GIFFORD, Ill. — Details of a new federal crop insurance program for post-applications of nitrogen were recently unveiled.
The Post-Application Coverage Endorsement program provides supplemental coverage when a producer is prevented from post/split applying nitrogen in the two- to three-week V3 to V10 corn growth stages due to wet weather and field conditions, resulting in crop yield loss.
PACE is available for non-irrigated corn in select counties in Illinois, Indiana, Iowa, Kansas, Minnesota, Michigan, Nebraska, North Dakota, Ohio, South Dakota and Wisconsin.
Forty counties from west-central to east-central Illinois and into the northwestern part of the state are eligible for the PACE. Nine counties in northeast Indiana are also eligible.

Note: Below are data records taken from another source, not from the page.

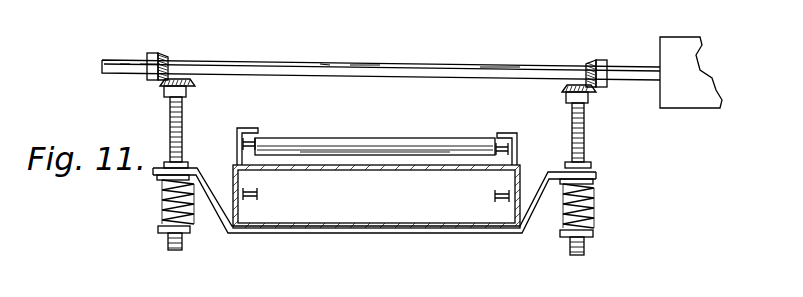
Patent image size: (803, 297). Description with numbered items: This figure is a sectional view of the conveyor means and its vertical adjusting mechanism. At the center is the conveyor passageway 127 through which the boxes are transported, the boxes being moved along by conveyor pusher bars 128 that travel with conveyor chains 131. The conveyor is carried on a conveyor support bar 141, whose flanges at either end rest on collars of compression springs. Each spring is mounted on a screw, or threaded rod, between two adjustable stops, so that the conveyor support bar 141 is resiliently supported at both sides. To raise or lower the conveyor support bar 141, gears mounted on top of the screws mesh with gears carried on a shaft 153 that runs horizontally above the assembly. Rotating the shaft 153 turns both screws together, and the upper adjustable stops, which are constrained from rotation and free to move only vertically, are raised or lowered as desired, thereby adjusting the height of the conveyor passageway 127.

The conveyor passageway 127 is at (356, 134).
The conveyor pusher bars 128 is at (443, 147).
The conveyor chains 131 is at (505, 192).
The conveyor support bar 141 is at (397, 234).
The shaft 153 is at (344, 63).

The producer must make the decision to add the endorsement by the March 15 sales closing date, the same deadline applicable to the underlying plans of insurance.

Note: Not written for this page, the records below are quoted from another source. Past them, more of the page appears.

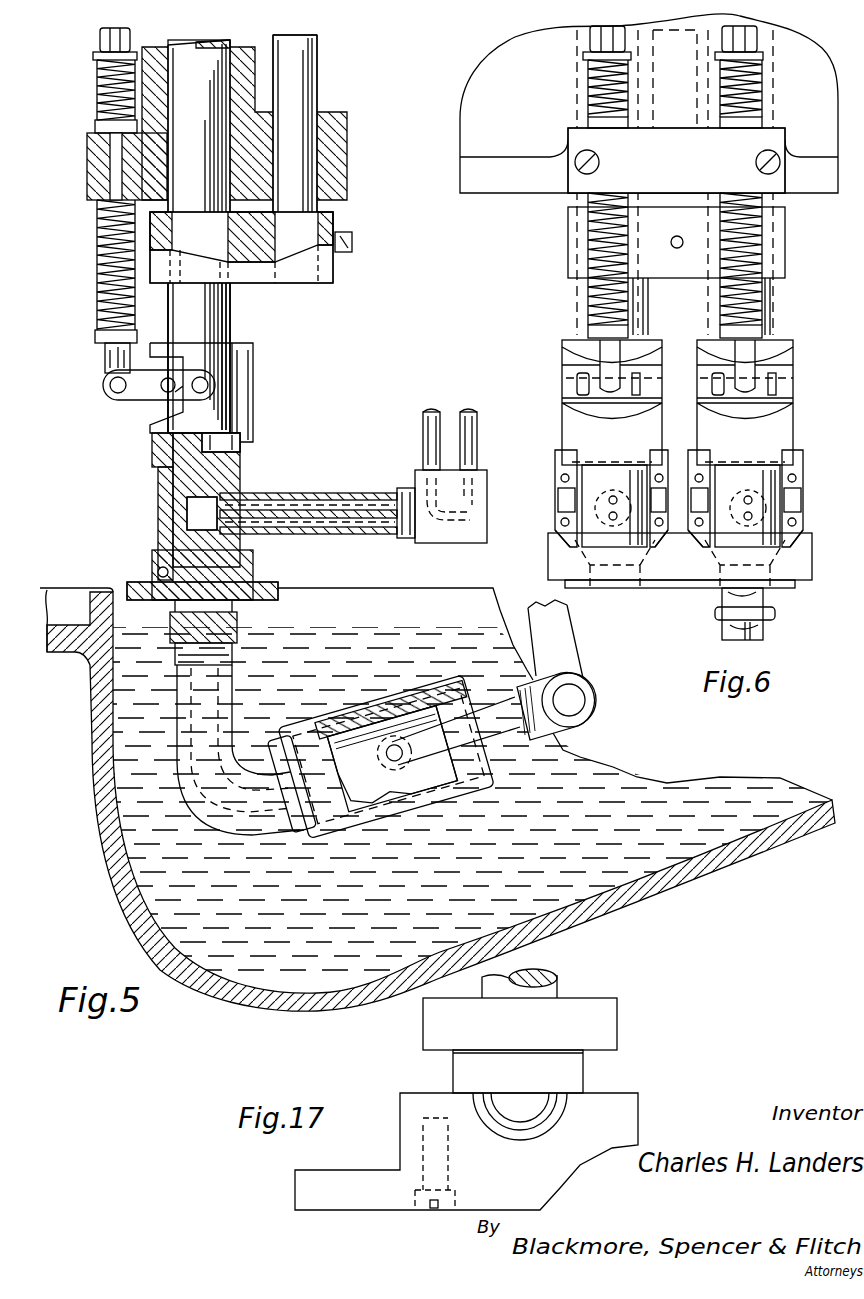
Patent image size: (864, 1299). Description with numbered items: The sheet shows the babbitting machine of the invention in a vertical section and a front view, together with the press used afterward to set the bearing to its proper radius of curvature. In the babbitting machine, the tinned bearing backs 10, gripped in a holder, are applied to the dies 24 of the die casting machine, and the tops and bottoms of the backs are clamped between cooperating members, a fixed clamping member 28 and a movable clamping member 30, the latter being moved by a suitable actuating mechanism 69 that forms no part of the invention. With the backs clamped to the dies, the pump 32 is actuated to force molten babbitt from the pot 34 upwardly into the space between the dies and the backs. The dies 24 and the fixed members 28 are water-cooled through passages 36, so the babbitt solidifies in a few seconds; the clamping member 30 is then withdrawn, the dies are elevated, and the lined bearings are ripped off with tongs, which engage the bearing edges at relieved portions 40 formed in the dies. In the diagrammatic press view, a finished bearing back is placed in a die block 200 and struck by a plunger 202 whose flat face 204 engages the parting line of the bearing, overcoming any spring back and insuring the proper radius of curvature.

In FIG. 5, the actuating mechanism 69 is at (97, 265).
In FIG. 6, the actuating mechanism 69 is at (566, 232).
In FIG. 5, the clamping member 30 is at (153, 452).
In FIG. 6, the clamping member 30 is at (578, 430).
In FIG. 5, the dies 24 is at (215, 480).
In FIG. 6, the dies 24 is at (603, 488).
In FIG. 5, the passages 36 is at (278, 502).
In FIG. 6, the passages 36 is at (575, 510).
In FIG. 6, the relieved portions 40 is at (560, 517).
In FIG. 5, the fixed clamping member 28 is at (155, 555).
In FIG. 6, the fixed clamping member 28 is at (670, 565).
In FIG. 5, the pump 32 is at (398, 700).
In FIG. 5, the pot 34 is at (684, 873).
In FIG. 17, the plunger 202 is at (588, 1010).
In FIG. 17, the flat face 204 is at (500, 1093).
In FIG. 17, the die block 200 is at (423, 1107).
In FIG. 17, the bearing backs 10 is at (560, 1112).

To be eligible, farmers must:
• Have an underlying insurance policy of Yield Protection, Revenue Protection or Revenue Protection with Harvest Price Exclusion with coverage at the additional coverage level.
• Use a split application of nitrogen practice.
• Have documentation supporting the purchase of nitrogen for the split-application of nitrogen practice.
• Record on the PACE acreage report: the acreage on which a split application of nitrogen practice was intended and the acreage on which the pre-application of nitrogen was actually applied.
• Have been physically prevented from applying the post-application of nitrogen during the insurance period due to weather and field conditions to make a claim.
PACE coverage levels offered range from 75% to 90% in 5% increments.
The program requires a Producer Nitrogen Report to be submitted in the event of a possible loss, regarding nitrogen practices and applications. Acceptable records must be kept that support the information from the Producer Nitrogen Report.
The acceptable records include sales receipts that show the insured’s name; date fertilizer purchased; type of fertilizer purchased; the brand name of the fertilizer, if applicable; percentages of nitrogen, phosphorus and potassium; and the total amount of fertilizer purchased.
Records should document the dates the fertilizer was applied, the amount of fertilizer applied per date and the acreage of fertilizer coverage per field on which the fertilizer was applied.
PACE was developed by the Illinois Corn Growers Association, National Corn Growers Association, Ag-Analytics Technology Company LLC, Meridian Institute and others submitted to the Federal Crop Insurance Corp. under provisions in the law allowing for private development of new crop products.
Blake Hoveln, Loman-Ray Insurance Group insurance executive based in Broadlands, and Charlotte Smith, Loman-Ray Insurance Group crop insurance customer service representative based in Hoopeston, said other programs such as federal crop insurance and hail insurance are basically unchanged to 2022.
“There are the typical products like yield protection products, county products. There’s a supplemental coverage option that’s based off of the county yields, and there’s also an enhanced coverage option that piggybacks off of that,” said Hoveln at the Midwest Ag Expo.
Smith noted a recent growth in the number of farmers participating in crop insurance.
“It seems like we’ve seen some farmers that have not carried previously and now with the higher costs of inputs they’re looking for new ways to spread the risk. Crop insurance is one of the tools in their toolbox they can use to offset some of that risk,” she said.
“So, they can at least cover the cost of their inputs,” Hoveln added.
“We deal with a lot with hail insurance products. There are a lot of different options out there for hail such as the supplemental replant that you can get where you pick up your replant acres from the first acre instead of having to wait until that 20% kicks in. There are a lot of new little details on the hail side this year,” Smith said.